The operation involved battalions of day traders, who would input thousands of orders on the London Stock Exchange and cancel them swiftly, taking advantage of the pre-planned price swings in the process. Concerns were initially raised by the exchange and Swift Trade’s brokers, and a remarkable story of evasion unfolded. Swift Trade assured its market access providers that it had updated its risk, compliance and control systems to ensure that the process—known as layering—didn’t happen again. It switched brokers when said providers stopped believing the firm, and did more or less everything in its power to undermine existing prohibitions on the practice.

Digi-Collar Criminals
Given the size and sheer level of activity involved in the layering operation, the fact that the FSA was able to gain a conviction and provide analysis-based evidence of trade-data samples to support it, shows how modern regulatory efforts are striving to keep up with electronic markets. It’s too little too late for the FSA, which will be broken up into two separate entities come April 1. Indeed, many have unfairly dismissed its efforts in this area as going after a soft target in the form of a defunct company, and finally growing some teeth when it least matters.
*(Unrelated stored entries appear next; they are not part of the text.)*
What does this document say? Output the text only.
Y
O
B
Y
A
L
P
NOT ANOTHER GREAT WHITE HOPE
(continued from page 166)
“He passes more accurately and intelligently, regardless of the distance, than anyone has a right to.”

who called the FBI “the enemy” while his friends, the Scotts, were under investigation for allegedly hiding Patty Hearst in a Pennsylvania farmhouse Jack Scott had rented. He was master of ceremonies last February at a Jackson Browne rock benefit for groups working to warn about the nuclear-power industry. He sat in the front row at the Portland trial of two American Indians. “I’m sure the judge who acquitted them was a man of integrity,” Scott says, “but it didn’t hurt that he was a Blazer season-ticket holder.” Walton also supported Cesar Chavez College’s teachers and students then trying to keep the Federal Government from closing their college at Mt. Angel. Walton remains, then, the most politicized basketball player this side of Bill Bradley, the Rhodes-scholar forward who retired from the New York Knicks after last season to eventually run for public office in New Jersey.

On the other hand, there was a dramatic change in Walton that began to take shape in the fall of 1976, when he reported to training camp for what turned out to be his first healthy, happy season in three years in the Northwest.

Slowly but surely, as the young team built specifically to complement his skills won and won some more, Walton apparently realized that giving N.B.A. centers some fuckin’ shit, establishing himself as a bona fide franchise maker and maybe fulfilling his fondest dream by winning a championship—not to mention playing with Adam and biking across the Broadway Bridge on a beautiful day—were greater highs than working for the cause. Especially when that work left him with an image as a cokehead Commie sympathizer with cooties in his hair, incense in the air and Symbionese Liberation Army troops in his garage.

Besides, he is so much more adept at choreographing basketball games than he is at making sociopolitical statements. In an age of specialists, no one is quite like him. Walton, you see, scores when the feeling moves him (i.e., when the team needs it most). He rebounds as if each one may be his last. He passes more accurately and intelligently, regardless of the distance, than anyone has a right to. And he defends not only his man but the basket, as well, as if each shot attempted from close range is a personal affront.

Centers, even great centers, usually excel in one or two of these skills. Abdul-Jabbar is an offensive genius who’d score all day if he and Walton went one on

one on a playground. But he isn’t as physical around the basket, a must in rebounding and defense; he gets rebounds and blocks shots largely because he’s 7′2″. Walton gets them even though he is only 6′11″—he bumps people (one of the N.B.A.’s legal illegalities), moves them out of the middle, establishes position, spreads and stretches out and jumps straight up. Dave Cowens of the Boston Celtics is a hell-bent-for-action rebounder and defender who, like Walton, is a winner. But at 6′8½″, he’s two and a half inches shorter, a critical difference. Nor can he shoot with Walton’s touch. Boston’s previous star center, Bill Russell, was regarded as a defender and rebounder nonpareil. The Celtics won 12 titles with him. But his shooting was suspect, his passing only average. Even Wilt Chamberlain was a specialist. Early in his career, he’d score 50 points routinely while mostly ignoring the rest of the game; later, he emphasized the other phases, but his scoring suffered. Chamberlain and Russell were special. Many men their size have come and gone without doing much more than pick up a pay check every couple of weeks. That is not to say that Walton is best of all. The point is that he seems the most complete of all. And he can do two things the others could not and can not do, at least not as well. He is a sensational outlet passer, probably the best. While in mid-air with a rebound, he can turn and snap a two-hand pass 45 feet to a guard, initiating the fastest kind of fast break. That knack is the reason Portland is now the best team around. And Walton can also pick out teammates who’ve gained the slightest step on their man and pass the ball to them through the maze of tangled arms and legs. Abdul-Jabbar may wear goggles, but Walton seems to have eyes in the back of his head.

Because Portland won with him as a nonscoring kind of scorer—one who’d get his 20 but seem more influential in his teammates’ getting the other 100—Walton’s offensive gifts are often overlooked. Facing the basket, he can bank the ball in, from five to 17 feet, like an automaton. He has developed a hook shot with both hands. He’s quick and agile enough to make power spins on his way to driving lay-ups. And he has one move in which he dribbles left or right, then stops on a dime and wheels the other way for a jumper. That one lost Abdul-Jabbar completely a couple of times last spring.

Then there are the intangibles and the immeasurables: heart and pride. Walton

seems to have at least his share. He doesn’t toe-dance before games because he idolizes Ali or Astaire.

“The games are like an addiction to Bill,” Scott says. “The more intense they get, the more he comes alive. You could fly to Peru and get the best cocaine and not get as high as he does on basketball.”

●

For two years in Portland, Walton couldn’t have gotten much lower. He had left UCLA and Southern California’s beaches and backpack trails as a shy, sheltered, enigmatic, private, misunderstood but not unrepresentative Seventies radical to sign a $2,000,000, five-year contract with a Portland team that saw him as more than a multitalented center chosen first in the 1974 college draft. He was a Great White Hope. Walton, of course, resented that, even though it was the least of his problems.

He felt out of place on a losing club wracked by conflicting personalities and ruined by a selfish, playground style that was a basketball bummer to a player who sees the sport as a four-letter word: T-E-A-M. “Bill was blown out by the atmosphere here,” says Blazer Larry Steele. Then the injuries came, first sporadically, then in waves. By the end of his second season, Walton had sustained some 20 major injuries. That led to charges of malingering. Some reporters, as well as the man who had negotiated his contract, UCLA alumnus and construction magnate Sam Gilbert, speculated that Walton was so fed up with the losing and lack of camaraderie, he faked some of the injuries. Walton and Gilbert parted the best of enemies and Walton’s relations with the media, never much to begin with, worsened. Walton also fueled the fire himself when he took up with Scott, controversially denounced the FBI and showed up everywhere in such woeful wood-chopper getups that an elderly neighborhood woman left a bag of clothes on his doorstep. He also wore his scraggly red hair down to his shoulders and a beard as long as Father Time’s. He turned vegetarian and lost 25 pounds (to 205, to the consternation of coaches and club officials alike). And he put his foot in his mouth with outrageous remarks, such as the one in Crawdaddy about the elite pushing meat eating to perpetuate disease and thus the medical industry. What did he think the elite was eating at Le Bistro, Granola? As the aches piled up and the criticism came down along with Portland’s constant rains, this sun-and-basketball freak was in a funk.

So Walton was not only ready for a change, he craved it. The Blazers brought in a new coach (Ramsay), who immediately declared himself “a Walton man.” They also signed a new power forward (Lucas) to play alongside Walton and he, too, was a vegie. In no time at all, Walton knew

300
Regulatory cousins across the pond, though, are also making this move into data-driven analysis, and the prosecution of more technically sophisticated crimes. The US Securities and Exchange Commission (SEC), for instance, has enlisted the services of proprietary high-frequency trading (HFT) firm Tradeworx in order to build its trade-monitoring system. Named “Midas,” presumably after the Greek king who could turn objects to gold with a touch, the system will allow the SEC to analyze market activity in real time. The Commission is clearly taking it seriously, ramping up its analyst hires and spending to $2.5 million, even if some in the US Congress accuse it of using the fox to guard the henhouse.

Regulatory agencies have become increasingly stymied by the use of algorithms and the complex processes required in unpicking data associated with HFT. The report into the May 2010 US Flash Crash, for instance, took months to emerge despite collaboration between the SEC and the US Commodity Futures Trading Commission (CFTC). Likewise, the errant algorithm that nearly destroyed Knight Capital last summer proved unwieldy to analyze on the part of the Street’s police.

The fact that agencies such as the FSA, the SEC, the CFTC and others, are beginning to engage with statistical analysis such as that seen in the Swift Trade case is encouraging.

Top Dog
It is easy to argue that this should have been sorted out years ago. Computerized trading is hardly a new development, and for too long, the oversight burdens have been falling on the banks, exchanges, and brokers, while regulators have behaved reactively rather than proactively. Some of this is down to structure—the SEC can’t hire non-attorneys to permanent posts, for example, and I’ve yet to come across a lawyer specializing in the closely related fields of corporate legislation and Big Data analytics. But the fact that agencies such as the FSA, even if it won’t be here for much longer, the SEC, the CFTC and others, are beginning to engage with statistical analysis such as that seen in the Swift Trade case is encouraging. It should, ultimately, lead to safer markets, a fairer playing field, and an end to criticisms of “Wild West” financial practices.